From that point on, the device automatically saves the previous 30 seconds of audio/visual information and continues saving data until the officer switches to another mode. It can also bookmark a specific moment for later viewing. A third, privacy mode switches the camera and microphone off entirely when the officer enters sensitive areas such as restrooms, dressing rooms, courthouses and private residences. Otherwise, in such environments cops are required to inform citizens they are in record mode.
On the opposite end of the spectrum, such as a SWAT team standoff, the AXON allows police encounters to be observed from a remote location. Two-way radio capability facilitates communication in such instances. The camera also contains a GPS that logs the officer — and incident — by location.
At the end of each police shift, the camera unit is placed in a docking station that recharges the battery and automatically uploads the entire digital file to a secure, out-of-state server maintained by Evidence.com, a subsidiary of Taser International, AXON’s manufacturer. Decker says that if the department decides to outfit all its officers with cameras, those digital files will be uploaded and stored on-site at BPD’s headquarters on North Avenue.

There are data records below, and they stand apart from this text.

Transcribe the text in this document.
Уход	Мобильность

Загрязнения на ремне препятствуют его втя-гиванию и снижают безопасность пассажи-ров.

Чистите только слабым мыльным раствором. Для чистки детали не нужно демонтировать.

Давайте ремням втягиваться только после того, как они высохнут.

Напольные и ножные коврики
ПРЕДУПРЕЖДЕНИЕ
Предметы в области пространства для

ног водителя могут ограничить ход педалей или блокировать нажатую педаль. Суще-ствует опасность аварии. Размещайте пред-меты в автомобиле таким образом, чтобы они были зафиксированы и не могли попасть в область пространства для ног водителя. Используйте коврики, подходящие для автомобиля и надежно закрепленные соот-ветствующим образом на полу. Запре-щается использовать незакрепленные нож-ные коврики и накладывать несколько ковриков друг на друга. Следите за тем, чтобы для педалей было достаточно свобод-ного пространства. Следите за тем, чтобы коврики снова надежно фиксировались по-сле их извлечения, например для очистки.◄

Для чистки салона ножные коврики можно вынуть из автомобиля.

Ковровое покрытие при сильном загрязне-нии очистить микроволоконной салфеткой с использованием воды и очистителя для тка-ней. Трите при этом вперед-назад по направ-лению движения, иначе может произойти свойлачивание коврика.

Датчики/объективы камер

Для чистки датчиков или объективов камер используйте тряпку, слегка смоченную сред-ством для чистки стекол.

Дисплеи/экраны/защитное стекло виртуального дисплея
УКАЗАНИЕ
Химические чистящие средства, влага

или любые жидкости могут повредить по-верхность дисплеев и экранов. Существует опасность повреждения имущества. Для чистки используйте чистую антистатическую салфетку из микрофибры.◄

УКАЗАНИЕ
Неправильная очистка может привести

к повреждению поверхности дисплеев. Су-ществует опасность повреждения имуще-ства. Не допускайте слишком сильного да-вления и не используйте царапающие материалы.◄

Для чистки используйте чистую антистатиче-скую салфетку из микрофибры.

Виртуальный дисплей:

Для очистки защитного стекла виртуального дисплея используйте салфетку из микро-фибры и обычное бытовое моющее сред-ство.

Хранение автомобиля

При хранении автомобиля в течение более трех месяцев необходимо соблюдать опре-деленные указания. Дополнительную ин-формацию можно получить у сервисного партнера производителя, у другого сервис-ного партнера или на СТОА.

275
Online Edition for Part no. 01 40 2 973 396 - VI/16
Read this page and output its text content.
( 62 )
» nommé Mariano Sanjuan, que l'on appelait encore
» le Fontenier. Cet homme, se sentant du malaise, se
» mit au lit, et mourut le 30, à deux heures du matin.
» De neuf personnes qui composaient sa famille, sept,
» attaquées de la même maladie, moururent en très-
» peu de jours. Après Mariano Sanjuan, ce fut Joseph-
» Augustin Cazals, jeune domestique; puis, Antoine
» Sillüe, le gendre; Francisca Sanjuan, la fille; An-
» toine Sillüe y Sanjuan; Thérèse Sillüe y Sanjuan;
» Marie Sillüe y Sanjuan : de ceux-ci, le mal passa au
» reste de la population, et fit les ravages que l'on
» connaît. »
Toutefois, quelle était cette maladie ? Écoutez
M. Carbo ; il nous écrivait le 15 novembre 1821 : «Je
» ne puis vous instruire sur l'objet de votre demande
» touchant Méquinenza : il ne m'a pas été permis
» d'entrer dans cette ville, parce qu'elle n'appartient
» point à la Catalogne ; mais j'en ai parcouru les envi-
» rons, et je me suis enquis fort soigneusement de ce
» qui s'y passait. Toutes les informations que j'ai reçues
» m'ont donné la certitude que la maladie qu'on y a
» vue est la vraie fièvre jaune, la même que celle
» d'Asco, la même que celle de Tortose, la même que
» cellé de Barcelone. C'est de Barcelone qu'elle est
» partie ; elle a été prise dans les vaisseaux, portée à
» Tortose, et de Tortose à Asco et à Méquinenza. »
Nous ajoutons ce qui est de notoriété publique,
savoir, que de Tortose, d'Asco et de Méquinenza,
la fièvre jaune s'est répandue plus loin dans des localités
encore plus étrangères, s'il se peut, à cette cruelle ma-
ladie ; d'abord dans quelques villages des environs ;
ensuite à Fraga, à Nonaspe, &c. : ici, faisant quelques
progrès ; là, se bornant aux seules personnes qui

According to the manufacturer, the AXON unit was specifically designed to prevent anyone from editing, manipulating, erasing or downloading the digital record, or saving that data to another device. Likewise, the camera cannot zoom but can only capture the normal field of vision. This, Decker asserts, deters officers from looking into places they couldn’t otherwise see with the naked eye.
Yet, even with such safeguards, Decker expects some citizens will voice concerns. For that reason, the BPD issued a new policy directive last month specifying usage guidelines. For example, it bans recording in places where the public has a “reasonable expectation of privacy,” except as part of a legitimate law-enforcement activity.

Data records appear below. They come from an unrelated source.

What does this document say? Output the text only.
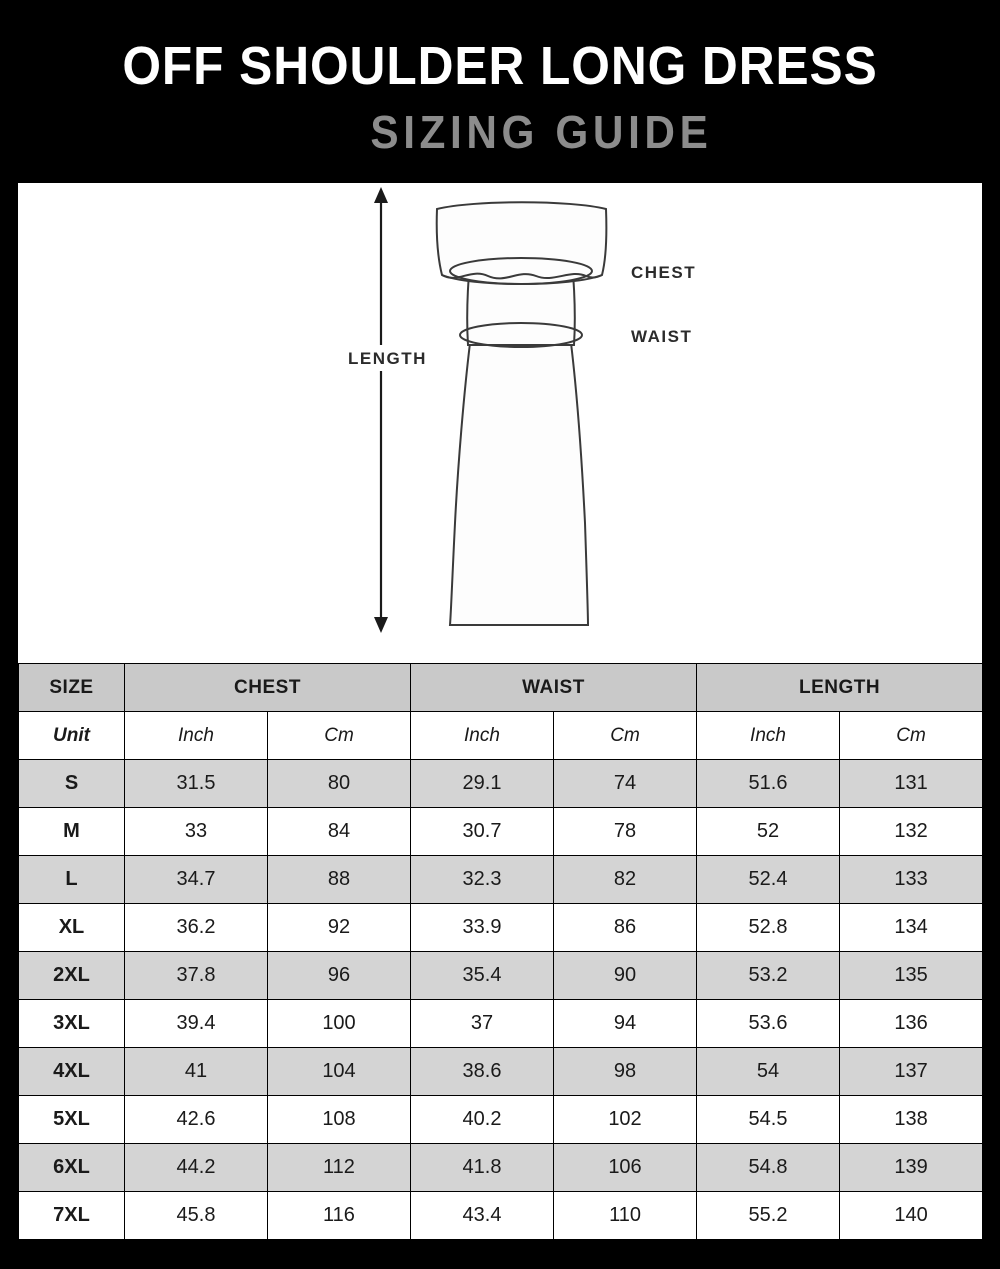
OFF SHOULDER LONG DRESS
SIZING GUIDE
LENGTH
CHEST
WAIST
SIZE	CHEST		WAIST		LENGTH	
Unit	Inch	Cm	Inch	Cm	Inch	Cm
S	31.5	80	29.1	74	51.6	131
M	33	84	30.7	78	52	132
L	34.7	88	32.3	82	52.4	133
XL	36.2	92	33.9	86	52.8	134
2XL	37.8	96	35.4	90	53.2	135
3XL	39.4	100	37	94	53.6	136
4XL	41	104	38.6	98	54	137
5XL	42.6	108	40.2	102	54.5	138
6XL	44.2	112	41.8	106	54.8	139
7XL	45.8	116	43.4	110	55.2	140
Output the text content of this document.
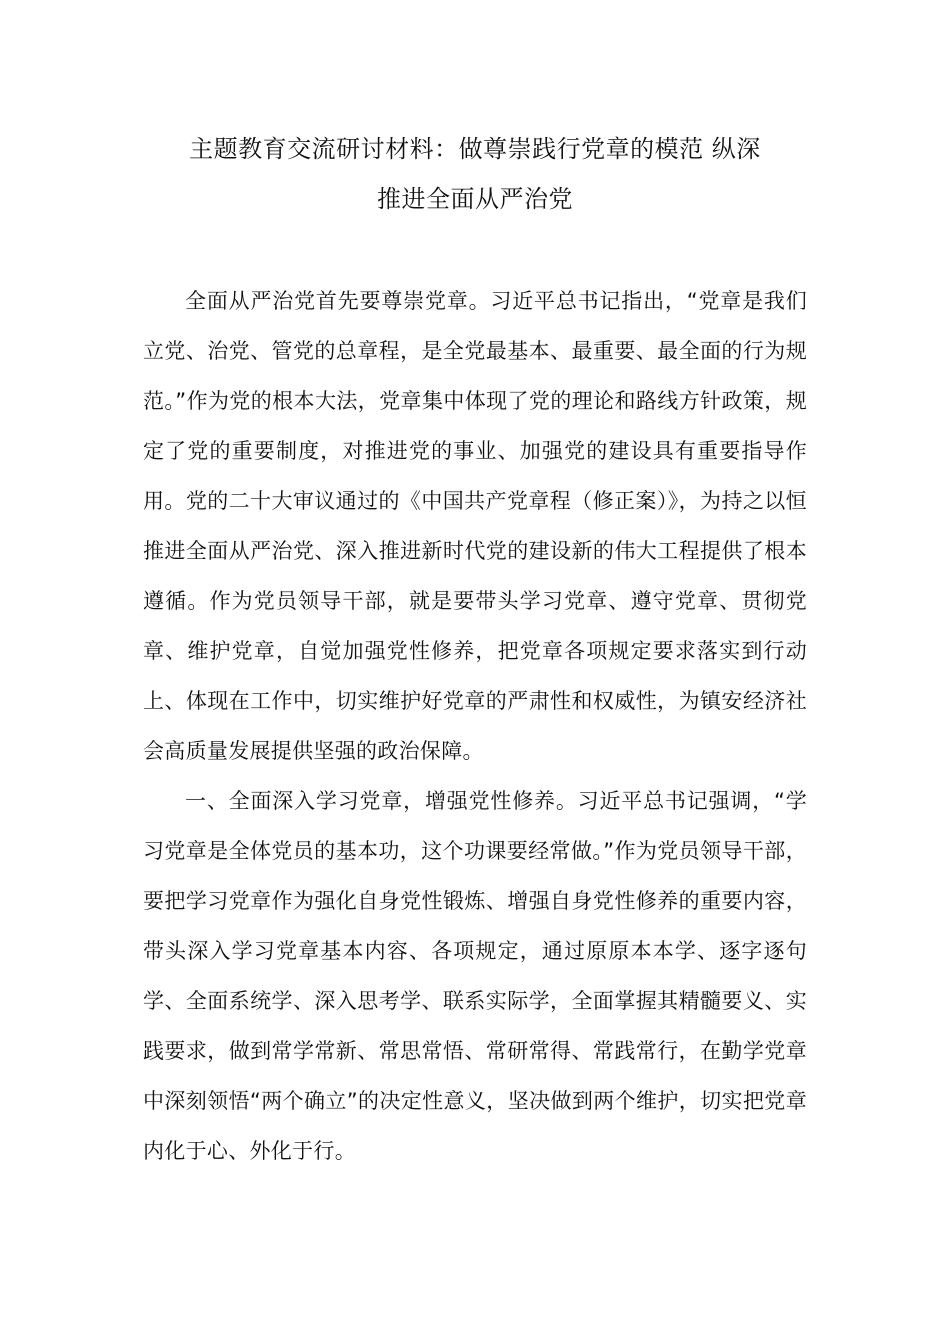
主题教育交流研讨材料：做尊崇践行党章的模范 纵深
推进全面从严治党

全面从严治党首先要尊崇党章。习近平总书记指出，“党章是我们立党、治党、管党的总章程，是全党最基本、最重要、最全面的行为规范。”作为党的根本大法，党章集中体现了党的理论和路线方针政策，规定了党的重要制度，对推进党的事业、加强党的建设具有重要指导作用。党的二十大审议通过的《中国共产党章程（修正案）》，为持之以恒推进全面从严治党、深入推进新时代党的建设新的伟大工程提供了根本遵循。作为党员领导干部，就是要带头学习党章、遵守党章、贯彻党章、维护党章，自觉加强党性修养，把党章各项规定要求落实到行动上、体现在工作中，切实维护好党章的严肃性和权威性，为镇安经济社会高质量发展提供坚强的政治保障。

一、全面深入学习党章，增强党性修养。习近平总书记强调，“学习党章是全体党员的基本功，这个功课要经常做。”作为党员领导干部，要把学习党章作为强化自身党性锻炼、增强自身党性修养的重要内容，带头深入学习党章基本内容、各项规定，通过原原本本学、逐字逐句学、全面系统学、深入思考学、联系实际学，全面掌握其精髓要义、实践要求，做到常学常新、常思常悟、常研常得、常践常行，在勤学党章中深刻领悟“两个确立”的决定性意义，坚决做到两个维护，切实把党章内化于心、外化于行。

Additionally, the new policy specifically directs officers to “avoid using the AXON to record individuals who are picketing or engaging in a protest or First Amendment demonstration unless an obvious violation of criminal law is occurring.”
When does Decker expect the devices will be most advantageous? During any police encounter, he suggests, that could be clarified by an audio-visual record: approaching a stopped vehicle, interviewing a suspect at the scene of a crime or trying to determine the identity of a suspect who fled from police.

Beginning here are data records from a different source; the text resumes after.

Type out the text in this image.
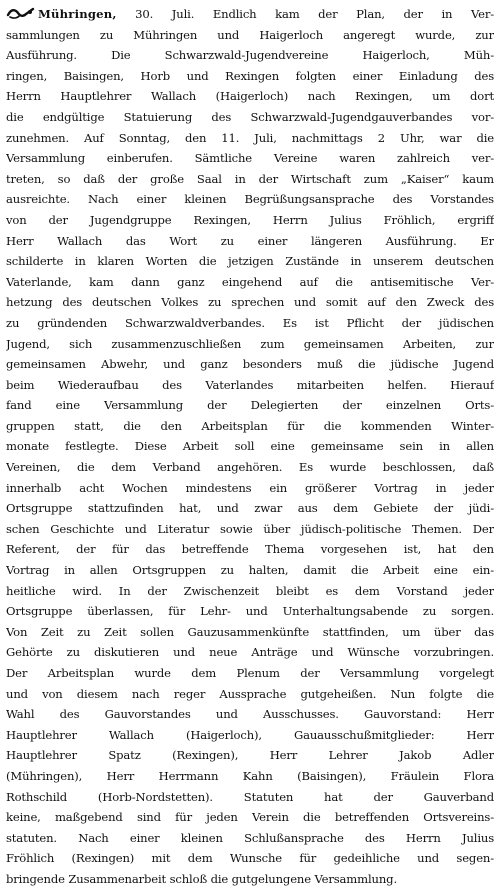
Mühringen, 30. Juli. Endlich kam der Plan, der in Ver-
sammlungen zu Mühringen und Haigerloch angeregt wurde, zur
Ausführung. Die Schwarzwald-Jugendvereine Haigerloch, Müh-
ringen, Baisingen, Horb und Rexingen folgten einer Einladung des
Herrn Hauptlehrer Wallach (Haigerloch) nach Rexingen, um dort
die endgültige Statuierung des Schwarzwald-Jugendgauverbandes vor-
zunehmen. Auf Sonntag, den 11. Juli, nachmittags 2 Uhr, war die
Versammlung einberufen. Sämtliche Vereine waren zahlreich ver-
treten, so daß der große Saal in der Wirtschaft zum „Kaiser“ kaum
ausreichte. Nach einer kleinen Begrüßungsansprache des Vorstandes
von der Jugendgruppe Rexingen, Herrn Julius Fröhlich, ergriff
Herr Wallach das Wort zu einer längeren Ausführung. Er
schilderte in klaren Worten die jetzigen Zustände in unserem deutschen
Vaterlande, kam dann ganz eingehend auf die antisemitische Ver-
hetzung des deutschen Volkes zu sprechen und somit auf den Zweck des
zu gründenden Schwarzwaldverbandes. Es ist Pflicht der jüdischen
Jugend, sich zusammenzuschließen zum gemeinsamen Arbeiten, zur
gemeinsamen Abwehr, und ganz besonders muß die jüdische Jugend
beim Wiederaufbau des Vaterlandes mitarbeiten helfen. Hierauf
fand eine Versammlung der Delegierten der einzelnen Orts-
gruppen statt, die den Arbeitsplan für die kommenden Winter-
monate festlegte. Diese Arbeit soll eine gemeinsame sein in allen
Vereinen, die dem Verband angehören. Es wurde beschlossen, daß
innerhalb acht Wochen mindestens ein größerer Vortrag in jeder
Ortsgruppe stattzufinden hat, und zwar aus dem Gebiete der jüdi-
schen Geschichte und Literatur sowie über jüdisch-politische Themen. Der
Referent, der für das betreffende Thema vorgesehen ist, hat den
Vortrag in allen Ortsgruppen zu halten, damit die Arbeit eine ein-
heitliche wird. In der Zwischenzeit bleibt es dem Vorstand jeder
Ortsgruppe überlassen, für Lehr- und Unterhaltungsabende zu sorgen.
Von Zeit zu Zeit sollen Gauzusammenkünfte stattfinden, um über das
Gehörte zu diskutieren und neue Anträge und Wünsche vorzubringen.
Der Arbeitsplan wurde dem Plenum der Versammlung vorgelegt
und von diesem nach reger Aussprache gutgeheißen. Nun folgte die
Wahl des Gauvorstandes und Ausschusses. Gauvorstand: Herr
Hauptlehrer Wallach (Haigerloch), Gauausschußmitglieder: Herr
Hauptlehrer Spatz (Rexingen), Herr Lehrer Jakob Adler
(Mühringen), Herr Herrmann Kahn (Baisingen), Fräulein Flora
Rothschild (Horb-Nordstetten). Statuten hat der Gauverband
keine, maßgebend sind für jeden Verein die betreffenden Ortsvereins-
statuten. Nach einer kleinen Schlußansprache des Herrn Julius
Fröhlich (Rexingen) mit dem Wunsche für gedeihliche und segen-
bringende Zusammenarbeit schloß die gutgelungene Versammlung.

Decker also suggests that once people become aware that a mobile recording device is in use, they will be less likely to behave aggressively toward police and others.
“Most people are not going to act out or do something more outrageous if they know it’s being recorded,” Decker says. “It’s definitely a deterrent.”
In fact, these units may be useful for training purposes, as well as in assessing whether an officer’s conduct was appropriate for the situation. Was a cop justified in drawing his or her gun? Was the suspect doing something suspicious with his hands? Did the situation warrant the use of handcuffs or other physical restraints? AXON recorders have been used effectively by law-enforcement agencies in other states to corroborate or refute allegations of police brutality.
“I think that, like anything involving cameras, or people monitoring, it raises questions,” Decker admits. However, as he points out, this technology is already in the hands of the public, and is routinely used by citizens to document police activities. The beating of Rodney King was captured on video in 1991. “At every bar closing, whenever our officers are involved in an incident, what we’re seeing now are the hands going up with phones and people capturing that event,” Decker notes.
Now cops will have their version on video, too.